Trial Chamber

The Prosecutor v. Blagoje Simic, Milan Simic, Miroslav Tadic, Stevan Todorovic and Simo Zaric - Case No. IT-95-9-PT

"Decision Denying Request for Assistance in Securing Documents and Witnesses from the International Committee of the Red Cross"

7 June 2000
Trial Chamber III (Judges Robinson  [Presiding], Hunt and Bennouna)

Rule 54 of the Rules of Procedure and Evidence - Right of the ICRC under the four Geneva Conventions, the two Additional Protocols and customary international law to non-disclosure in judicial proceedings of information relating to the work of the ICRC in the possession of an ICRC employee.

In judicial proceedings, the ICRC has a right under the four Geneva Conventions, the two Additional Protocols and customary international law to insist on non-disclosure of certain information relating to the work of the ICRC in the possession of an ICRC employee.

Procedural Background

On 27 July 1999, Trial Chamber III issued the Decision on the Prosecution Motion under Rule 73 for a Ruling Concerning the Testimony of a Witness (hereinafter, "the ICRC Decision")1, in which the Trial Chamber stated that the issue to be considered was not whether the Tribunal had jurisdiction over the International Committee of the Red Cross (ICRC) and, in particular, whether the Tribunal had the power to compel the ICRC to produce the information.

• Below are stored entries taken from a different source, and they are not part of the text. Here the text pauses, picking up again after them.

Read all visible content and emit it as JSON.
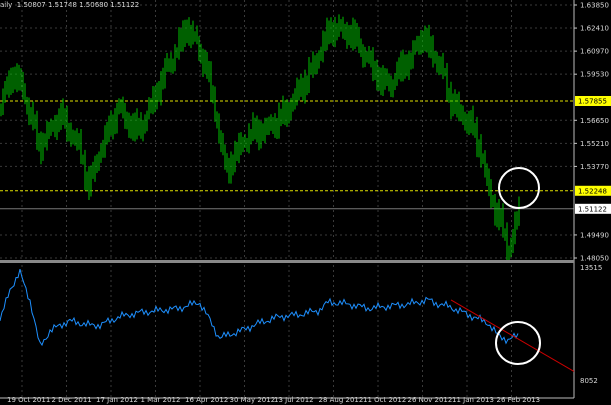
{
  "header": {
    "symbol_fragment": "aily",
    "ohlc": "1.50807 1.51748 1.50680 1.51122"
  },
  "colors": {
    "background": "#000000",
    "bars": "#00c000",
    "indicator": "#1e90ff",
    "level_line": "#e0e000",
    "level_label_bg": "#ffff00",
    "trend_line": "#cc0000",
    "annotation_circle": "#ffffff",
    "grid": "#3a3a3a"
  },
  "chart_data": [
    {
      "type": "bar",
      "subtype": "ohlc-price",
      "ylim": [
        1.4805,
        1.6385
      ],
      "yticks": [
        "1.63850",
        "1.62410",
        "1.60970",
        "1.59530",
        "1.56650",
        "1.55210",
        "1.53770",
        "1.49490",
        "1.48050"
      ],
      "levels": [
        {
          "value": 1.57855,
          "label": "1.57855"
        },
        {
          "value": 1.52248,
          "label": "1.52248"
        }
      ],
      "current_price": {
        "value": 1.51122,
        "label": "1.51122"
      },
      "closes": [
        1.575,
        1.595,
        1.59,
        1.57,
        1.55,
        1.56,
        1.57,
        1.56,
        1.55,
        1.525,
        1.545,
        1.56,
        1.575,
        1.565,
        1.56,
        1.57,
        1.585,
        1.6,
        1.61,
        1.625,
        1.615,
        1.6,
        1.57,
        1.535,
        1.545,
        1.555,
        1.56,
        1.56,
        1.565,
        1.57,
        1.58,
        1.59,
        1.6,
        1.615,
        1.625,
        1.622,
        1.62,
        1.61,
        1.6,
        1.59,
        1.59,
        1.6,
        1.605,
        1.62,
        1.61,
        1.6,
        1.58,
        1.57,
        1.565,
        1.55,
        1.52,
        1.505,
        1.485,
        1.51
      ],
      "grid": true
    },
    {
      "type": "line",
      "subtype": "indicator",
      "ylim": [
        8052,
        13515
      ],
      "yticks": [
        "13515",
        "8052"
      ],
      "values": [
        11000,
        12500,
        13300,
        12000,
        9800,
        10500,
        10800,
        11000,
        10900,
        10800,
        10800,
        11000,
        11200,
        11300,
        11400,
        11450,
        11500,
        11550,
        11600,
        11750,
        11900,
        11100,
        10200,
        10350,
        10500,
        10700,
        10900,
        11050,
        11200,
        11250,
        11300,
        11400,
        11500,
        11900,
        11850,
        11800,
        11700,
        11600,
        11650,
        11700,
        11750,
        11800,
        11900,
        12000,
        11800,
        11700,
        11500,
        11300,
        11100,
        10900,
        10300,
        10100,
        10300
      ],
      "trend_line": {
        "from": [
          "11 Jan 2013",
          12000
        ],
        "to": [
          "after 26 Feb 2013",
          8600
        ]
      },
      "grid": true
    }
  ],
  "x_axis": {
    "ticks": [
      "19 Oct 2011",
      "2 Dec 2011",
      "17 Jan 2012",
      "1 Mar 2012",
      "16 Apr 2012",
      "30 May 2012",
      "13 Jul 2012",
      "28 Aug 2012",
      "11 Oct 2012",
      "26 Nov 2012",
      "11 Jan 2013",
      "26 Feb 2013"
    ]
  }
}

Trial Chamber III held that the issue to be considered was whether the ICRC had a relevant and genuine confidentiality interest such that the testimony of a former employee who obtained the information while performing official duties should not be admitted (para. 38)2.

On 22 September 1999, Counsel for Stevan Todorovic filed a Motion for an Order Requesting Assistance in Securing Documents and Witnesses from the ICRC, in which the Defence sought an order for judicial assistance in obtaining certain information from the ICRC.

On 4 October 1999, the Office of the Prosecutor filed a response, in which it stated that "[p]rovided the accused can bring this request in a manner consistent with the jurisprudence of the Tribunal, the Prosecution takes no position on the matter".

By an Order dated 18 November 1999, the Trial Chamber granted leave to the ICRC to appear in this matter as amicus curiæ, and stated that a further filing would be sought in respect of the Todorovic Motion for an Order to ICRC after disclosure to the Defence of various material relating to the ICRC Decision.

On 28 February 2000, Trial Chamber III issued its Decision on (1) application by Stevan Todorovic to re-open the Decision of 27 July 1999, (2) Motion by the ICRC to re-open Scheduling Order of 18 November 1999, and (3) conditions for Access to Material3, in which it noted that "it remains open to Todorovic to proceed with [the Todorovic Motion for Order to ICRC] and to seek to persuade the Trial Chamber that [the ICRC Decision] is wrong or can be distinguished in relation to the circumstances of [the Todorovic Motion for Order to ICRC]" (para. 11). The Trial Chamber further held "that not only equality of arms but also common fairness demanded that [Todorovic] should have access for the purpose of arguing that the ICRC Decision was wrong". Trial Chamber added "that it could not reasonably be argued to the contrary" (para. 22).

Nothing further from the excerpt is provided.